No le falta nada a ese universo de maravillas: en él están presentes desde los escritos de los Padres de la Iglesia, que nos ofrecen los más sólidos fundamentos de la fe católica, hasta las grandes sumas de teología, sin olvidar los tratados de mística o de moral, las catequesis, las hagiografías, las meditaciones de retiros, las lecturas piadosas… Se trata de obras y más obras, fruto del amor a Dios y de la experiencia de generaciones, que constituyen un abundante alimento espiritual para los católicos de todos los tiempos.

Ahora bien, si analizamos esa vasta producción literaria nacida de la Iglesia, a menudo nos encontramos con una verdadera paradoja: monumentos de escritura, obras realizadas por gigantes del pensamiento, se ven, a veces, preteridas en pro de páginas esbozadas casi sin recursos estilísticos, en la sencillez de una narración cuya única grandeza reside en la profundidad de su contenido.

¿Cómo se explica esta contradicción?

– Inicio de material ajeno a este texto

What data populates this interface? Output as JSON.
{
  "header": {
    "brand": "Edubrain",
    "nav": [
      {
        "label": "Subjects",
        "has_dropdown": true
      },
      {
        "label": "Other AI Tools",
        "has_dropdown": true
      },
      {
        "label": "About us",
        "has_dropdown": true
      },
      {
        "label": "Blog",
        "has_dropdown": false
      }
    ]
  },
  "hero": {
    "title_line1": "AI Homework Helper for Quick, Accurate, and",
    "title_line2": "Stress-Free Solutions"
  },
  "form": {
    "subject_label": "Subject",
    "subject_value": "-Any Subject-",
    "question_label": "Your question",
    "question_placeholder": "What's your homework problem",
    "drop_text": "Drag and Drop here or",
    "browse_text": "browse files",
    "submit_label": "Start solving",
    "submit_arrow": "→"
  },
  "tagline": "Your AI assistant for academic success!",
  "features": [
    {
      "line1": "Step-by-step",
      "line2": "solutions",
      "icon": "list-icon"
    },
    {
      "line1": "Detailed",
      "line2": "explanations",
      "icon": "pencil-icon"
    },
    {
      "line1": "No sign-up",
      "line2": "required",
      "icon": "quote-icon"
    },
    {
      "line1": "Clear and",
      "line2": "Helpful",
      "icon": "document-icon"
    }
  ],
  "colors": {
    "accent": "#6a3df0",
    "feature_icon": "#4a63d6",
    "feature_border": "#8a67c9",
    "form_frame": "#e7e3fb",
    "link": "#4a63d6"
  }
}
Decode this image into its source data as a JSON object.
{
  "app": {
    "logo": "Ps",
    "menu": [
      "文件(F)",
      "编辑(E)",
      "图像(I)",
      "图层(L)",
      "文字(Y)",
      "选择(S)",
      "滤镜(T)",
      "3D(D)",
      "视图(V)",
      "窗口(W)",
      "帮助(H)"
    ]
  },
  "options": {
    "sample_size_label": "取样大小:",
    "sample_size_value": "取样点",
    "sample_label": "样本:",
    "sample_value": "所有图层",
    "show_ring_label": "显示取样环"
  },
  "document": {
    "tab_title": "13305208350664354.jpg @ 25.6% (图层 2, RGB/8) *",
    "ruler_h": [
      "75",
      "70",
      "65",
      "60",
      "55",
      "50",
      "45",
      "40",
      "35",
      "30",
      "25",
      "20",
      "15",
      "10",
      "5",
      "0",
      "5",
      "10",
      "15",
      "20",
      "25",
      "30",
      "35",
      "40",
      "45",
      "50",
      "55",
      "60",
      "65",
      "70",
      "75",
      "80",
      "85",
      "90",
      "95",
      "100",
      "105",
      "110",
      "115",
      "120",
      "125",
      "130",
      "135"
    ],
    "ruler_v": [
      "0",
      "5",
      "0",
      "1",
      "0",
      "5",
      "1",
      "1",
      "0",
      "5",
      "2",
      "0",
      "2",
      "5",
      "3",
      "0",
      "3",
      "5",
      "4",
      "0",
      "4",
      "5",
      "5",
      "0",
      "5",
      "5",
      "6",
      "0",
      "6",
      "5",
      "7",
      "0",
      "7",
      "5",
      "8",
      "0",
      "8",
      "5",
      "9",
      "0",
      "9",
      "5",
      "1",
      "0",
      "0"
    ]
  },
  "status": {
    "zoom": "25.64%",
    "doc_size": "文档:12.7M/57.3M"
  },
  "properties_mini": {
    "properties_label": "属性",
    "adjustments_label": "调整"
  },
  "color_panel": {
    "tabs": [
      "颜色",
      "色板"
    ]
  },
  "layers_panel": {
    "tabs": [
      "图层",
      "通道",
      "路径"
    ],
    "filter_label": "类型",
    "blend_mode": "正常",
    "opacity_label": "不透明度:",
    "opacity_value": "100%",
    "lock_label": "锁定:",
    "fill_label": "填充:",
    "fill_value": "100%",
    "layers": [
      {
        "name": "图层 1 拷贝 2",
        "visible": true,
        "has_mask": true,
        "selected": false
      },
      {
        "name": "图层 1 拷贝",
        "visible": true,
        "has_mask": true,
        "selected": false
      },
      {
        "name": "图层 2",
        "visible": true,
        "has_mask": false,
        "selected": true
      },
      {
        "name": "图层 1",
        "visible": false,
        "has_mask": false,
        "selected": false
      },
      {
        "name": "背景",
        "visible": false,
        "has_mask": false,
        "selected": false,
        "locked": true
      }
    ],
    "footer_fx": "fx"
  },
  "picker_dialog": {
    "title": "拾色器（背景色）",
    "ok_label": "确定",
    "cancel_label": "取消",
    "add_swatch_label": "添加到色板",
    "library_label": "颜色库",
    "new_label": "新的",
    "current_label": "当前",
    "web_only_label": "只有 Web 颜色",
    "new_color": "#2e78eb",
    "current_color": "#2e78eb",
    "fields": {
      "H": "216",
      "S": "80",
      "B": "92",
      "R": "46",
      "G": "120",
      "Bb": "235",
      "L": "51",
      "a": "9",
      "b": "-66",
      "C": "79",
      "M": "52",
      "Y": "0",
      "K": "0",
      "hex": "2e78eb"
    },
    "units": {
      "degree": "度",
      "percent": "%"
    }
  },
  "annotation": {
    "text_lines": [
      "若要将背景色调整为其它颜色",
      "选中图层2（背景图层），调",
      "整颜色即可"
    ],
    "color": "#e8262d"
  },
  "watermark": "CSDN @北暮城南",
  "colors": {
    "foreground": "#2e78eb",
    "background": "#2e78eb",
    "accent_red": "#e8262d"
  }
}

La respuesta parece estar en el hecho de que pocas cosas enaltecen tanto el poder divino como la debilidad humana, en la que se revela plenamente la fuerza de Dios (cf. 2 Cor 12, 9).

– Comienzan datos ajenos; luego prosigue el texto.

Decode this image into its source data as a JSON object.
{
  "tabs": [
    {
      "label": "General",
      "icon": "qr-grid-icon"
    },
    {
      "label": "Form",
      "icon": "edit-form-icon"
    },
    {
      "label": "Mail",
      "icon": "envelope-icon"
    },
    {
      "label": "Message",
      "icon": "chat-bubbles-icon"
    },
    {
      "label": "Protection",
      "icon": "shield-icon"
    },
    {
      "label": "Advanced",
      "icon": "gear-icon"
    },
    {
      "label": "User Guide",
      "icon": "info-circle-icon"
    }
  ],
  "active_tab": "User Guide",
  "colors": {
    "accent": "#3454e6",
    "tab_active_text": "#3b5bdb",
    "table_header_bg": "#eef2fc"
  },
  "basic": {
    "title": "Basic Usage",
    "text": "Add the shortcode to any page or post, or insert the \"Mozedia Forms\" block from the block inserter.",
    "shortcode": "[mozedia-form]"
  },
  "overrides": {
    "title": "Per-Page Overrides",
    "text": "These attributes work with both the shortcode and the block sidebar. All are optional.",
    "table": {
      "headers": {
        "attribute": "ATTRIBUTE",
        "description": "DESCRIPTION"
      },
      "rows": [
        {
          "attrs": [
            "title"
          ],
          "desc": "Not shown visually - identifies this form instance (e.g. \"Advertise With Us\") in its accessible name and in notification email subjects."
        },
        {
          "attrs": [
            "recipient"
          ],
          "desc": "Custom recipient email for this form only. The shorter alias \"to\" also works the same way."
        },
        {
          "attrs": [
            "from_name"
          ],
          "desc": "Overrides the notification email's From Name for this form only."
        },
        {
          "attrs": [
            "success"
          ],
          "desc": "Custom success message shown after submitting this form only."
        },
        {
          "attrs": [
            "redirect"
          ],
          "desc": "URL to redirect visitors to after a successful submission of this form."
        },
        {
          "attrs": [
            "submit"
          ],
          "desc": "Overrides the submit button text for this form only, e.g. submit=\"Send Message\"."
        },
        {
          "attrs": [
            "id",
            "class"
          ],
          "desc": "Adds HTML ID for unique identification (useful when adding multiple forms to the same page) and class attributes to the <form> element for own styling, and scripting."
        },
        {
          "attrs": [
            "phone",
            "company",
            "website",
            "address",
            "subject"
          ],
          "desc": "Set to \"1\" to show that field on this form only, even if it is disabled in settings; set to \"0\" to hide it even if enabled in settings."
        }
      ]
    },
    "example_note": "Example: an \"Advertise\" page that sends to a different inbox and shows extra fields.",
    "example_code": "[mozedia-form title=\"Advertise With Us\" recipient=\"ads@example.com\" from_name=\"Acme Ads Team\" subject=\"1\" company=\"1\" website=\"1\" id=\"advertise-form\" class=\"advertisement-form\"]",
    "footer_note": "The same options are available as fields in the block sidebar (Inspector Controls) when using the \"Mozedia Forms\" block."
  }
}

El Diario de la Divina Misericordia da testimonio del amor infinito de un Dios deseoso de acoger, perdonar y santificar las almas

De este modo, no nos sorprendería que por medio de Historia de un alma —por citar sólo un ejemplo— se hayan obrado más conversiones en los últimos tiempos que por la lectura de cualquier obra patrística… Al fin y al cabo, el mismo Dios que inspiró sublimidades de vertiginosa grandeza en un San Juan Crisóstomo, un San Ambrosio o incluso un San Agustín, puede también asociar los humildes escritos de una desconocida monja carmelita —como lo era Santa Teresa del Niño Jesús— a la renovación espiritual de miles, quizá millones, de fieles. Son los arcanos de la Providencia…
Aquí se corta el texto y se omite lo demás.